A continuación se dirigió a la cocina, donde guardaban las herramientas que suelen encontrarse en cualquier casa: un martillo, un destornillador, unas tenazas y unas pinzas, en revoltijo junto al sacacorchos y a distintos modelos de abrelatas.

Tras concederse un último respiro para ir a cerrar con llave la puerta de la entrada —como si tuviera la certeza de que su culpabilidad sería mayor—, y después de quitarse la chaqueta y la corbata, intentó forzar por fin las dos cerraduras, primero con las pinzas y luego con las tenazas, aunque acabaría consiguiéndolo gracias al destornillador.

Cuando las dos piezas metálicas saltaron, la tapa se levantó un poco. Al alzarla del todo, se encontró frente a una serie de fajos de billetes dispuestos en perfecto orden, como si los hubiera colocado un cajero o un cobrador.

A simple vista, se percató de que no se trataba de francos franceses, sino de billetes de cien dólares agrupados en fajos de cien en su mayoría, junto a otros billetes de cincuenta libras esterlinas y algunos menos de francos suizos.

Su primer impulso fue mirar al edificio de enfrente, al otro lado de la calle, pero la mujer que trajinaba, ocupada en la limpieza de su dormitorio, no se volvió hacia él ni una sola vez.

—Aún no… —murmuró para sí.

Ahora no.
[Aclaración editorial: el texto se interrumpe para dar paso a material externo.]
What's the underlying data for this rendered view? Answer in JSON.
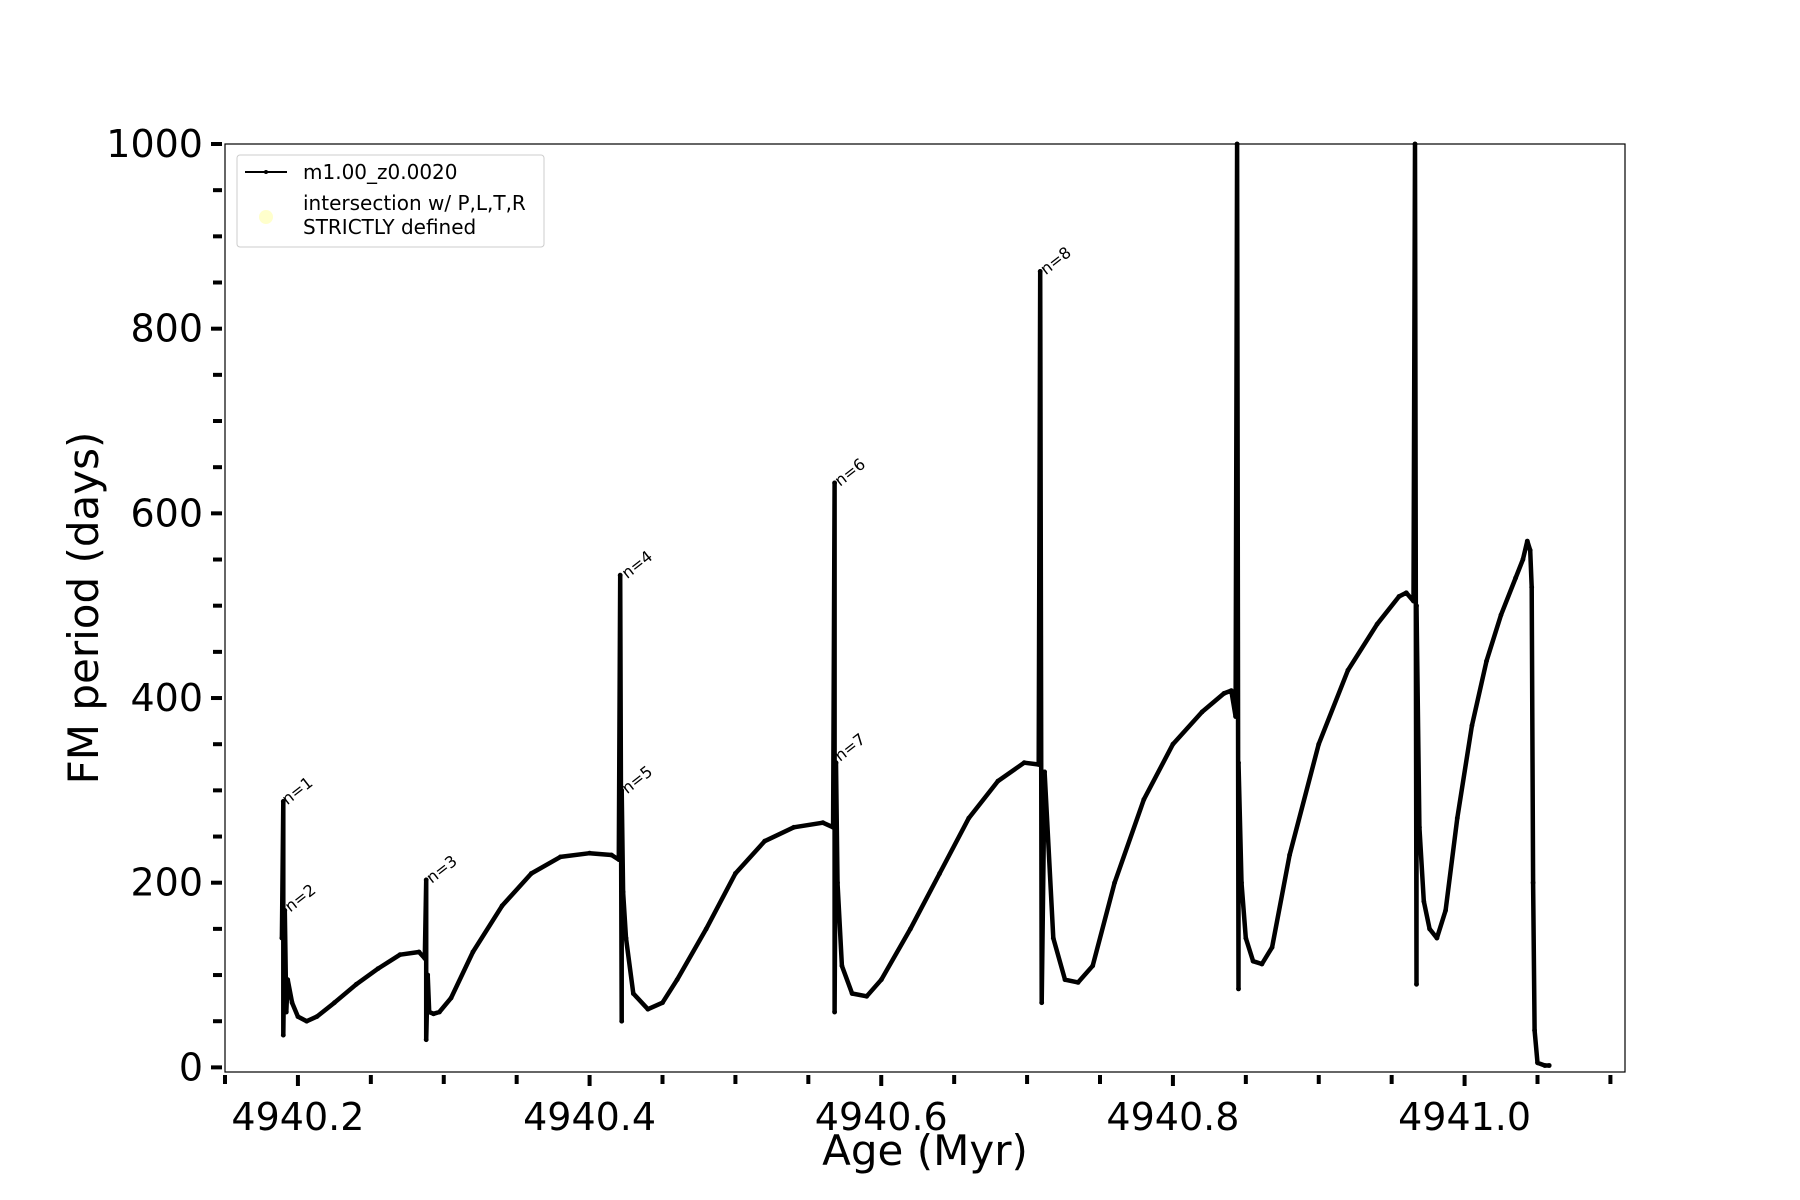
{
  "chart_data": {
    "type": "line",
    "title": "",
    "xlabel": "Age (Myr)",
    "ylabel": "FM period (days)",
    "xlim": [
      4940.15,
      4941.11
    ],
    "ylim": [
      -5,
      1000
    ],
    "x_major_ticks": [
      4940.2,
      4940.4,
      4940.6,
      4940.8,
      4941.0
    ],
    "x_major_tick_labels": [
      "4940.2",
      "4940.4",
      "4940.6",
      "4940.8",
      "4941.0"
    ],
    "x_minor_ticks": [
      4940.15,
      4940.25,
      4940.3,
      4940.35,
      4940.45,
      4940.5,
      4940.55,
      4940.65,
      4940.7,
      4940.75,
      4940.85,
      4940.9,
      4940.95,
      4941.05,
      4941.1
    ],
    "y_major_ticks": [
      0,
      200,
      400,
      600,
      800,
      1000
    ],
    "y_major_tick_labels": [
      "0",
      "200",
      "400",
      "600",
      "800",
      "1000"
    ],
    "y_minor_ticks": [
      50,
      100,
      150,
      250,
      300,
      350,
      450,
      500,
      550,
      650,
      700,
      750,
      850,
      900,
      950
    ],
    "grid": false,
    "legend_position": "top-left",
    "legend": [
      {
        "label": "m1.00_z0.0020",
        "marker": "line",
        "color": "#000000"
      },
      {
        "label_lines": [
          "intersection w/ P,L,T,R",
          "STRICTLY defined"
        ],
        "marker": "circle",
        "color": "#ffffcc"
      }
    ],
    "series": [
      {
        "name": "m1.00_z0.0020",
        "color": "#000000",
        "x": [
          4940.189,
          4940.19,
          4940.19,
          4940.191,
          4940.192,
          4940.193,
          4940.196,
          4940.2,
          4940.206,
          4940.213,
          4940.225,
          4940.24,
          4940.255,
          4940.27,
          4940.283,
          4940.287,
          4940.288,
          4940.288,
          4940.289,
          4940.29,
          4940.293,
          4940.297,
          4940.305,
          4940.32,
          4940.34,
          4940.36,
          4940.38,
          4940.4,
          4940.415,
          4940.42,
          4940.421,
          4940.422,
          4940.422,
          4940.423,
          4940.425,
          4940.43,
          4940.44,
          4940.45,
          4940.46,
          4940.48,
          4940.5,
          4940.52,
          4940.54,
          4940.56,
          4940.567,
          4940.568,
          4940.568,
          4940.569,
          4940.57,
          4940.573,
          4940.58,
          4940.59,
          4940.6,
          4940.62,
          4940.64,
          4940.66,
          4940.68,
          4940.698,
          4940.708,
          4940.709,
          4940.71,
          4940.712,
          4940.718,
          4940.726,
          4940.735,
          4940.745,
          4940.76,
          4940.78,
          4940.8,
          4940.82,
          4940.835,
          4940.84,
          4940.843,
          4940.844,
          4940.845,
          4940.845,
          4940.847,
          4940.85,
          4940.855,
          4940.861,
          4940.868,
          4940.88,
          4940.9,
          4940.92,
          4940.94,
          4940.955,
          4940.96,
          4940.965,
          4940.966,
          4940.967,
          4940.967,
          4940.969,
          4940.972,
          4940.976,
          4940.981,
          4940.987,
          4940.995,
          4941.005,
          4941.015,
          4941.025,
          4941.035,
          4941.04,
          4941.043,
          4941.045,
          4941.046,
          4941.047,
          4941.048,
          4941.05,
          4941.055,
          4941.058
        ],
        "y": [
          140,
          288,
          35,
          170,
          60,
          95,
          70,
          55,
          50,
          55,
          70,
          90,
          107,
          122,
          125,
          118,
          203,
          30,
          100,
          60,
          58,
          60,
          75,
          125,
          175,
          210,
          228,
          232,
          230,
          225,
          533,
          50,
          300,
          190,
          140,
          80,
          63,
          70,
          95,
          150,
          210,
          245,
          260,
          265,
          260,
          633,
          60,
          330,
          200,
          110,
          80,
          77,
          95,
          150,
          210,
          270,
          310,
          330,
          328,
          862,
          70,
          320,
          140,
          95,
          92,
          110,
          200,
          290,
          350,
          385,
          405,
          408,
          380,
          1000,
          85,
          330,
          200,
          140,
          115,
          112,
          130,
          230,
          350,
          430,
          480,
          510,
          514,
          505,
          1000,
          90,
          500,
          260,
          180,
          150,
          140,
          170,
          270,
          370,
          440,
          490,
          530,
          550,
          570,
          560,
          520,
          200,
          40,
          5,
          2,
          2
        ]
      }
    ],
    "annotations": [
      {
        "text": "n=1",
        "x": 4940.19,
        "y": 288
      },
      {
        "text": "n=2",
        "x": 4940.192,
        "y": 172
      },
      {
        "text": "n=3",
        "x": 4940.289,
        "y": 203
      },
      {
        "text": "n=4",
        "x": 4940.423,
        "y": 533
      },
      {
        "text": "n=5",
        "x": 4940.423,
        "y": 300
      },
      {
        "text": "n=6",
        "x": 4940.569,
        "y": 633
      },
      {
        "text": "n=7",
        "x": 4940.569,
        "y": 335
      },
      {
        "text": "n=8",
        "x": 4940.71,
        "y": 862
      }
    ]
  }
}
Necesitaba descansar y reflexionar. Después de haber pasado un día y una noche en el tren, se sentía exhausto y febril. No estaba como de costumbre, así que lo primero que debía hacer era recuperar el equilibrio.

Cogió el portafolios y lo deslizó a medio cerrar debajo de la cómoda del dormitorio e, instantes después, tras abrir todos los grifos de la bañera, se sumergía en ella completamente desnudo.

Jamás se había sentido tan desvalido y solo.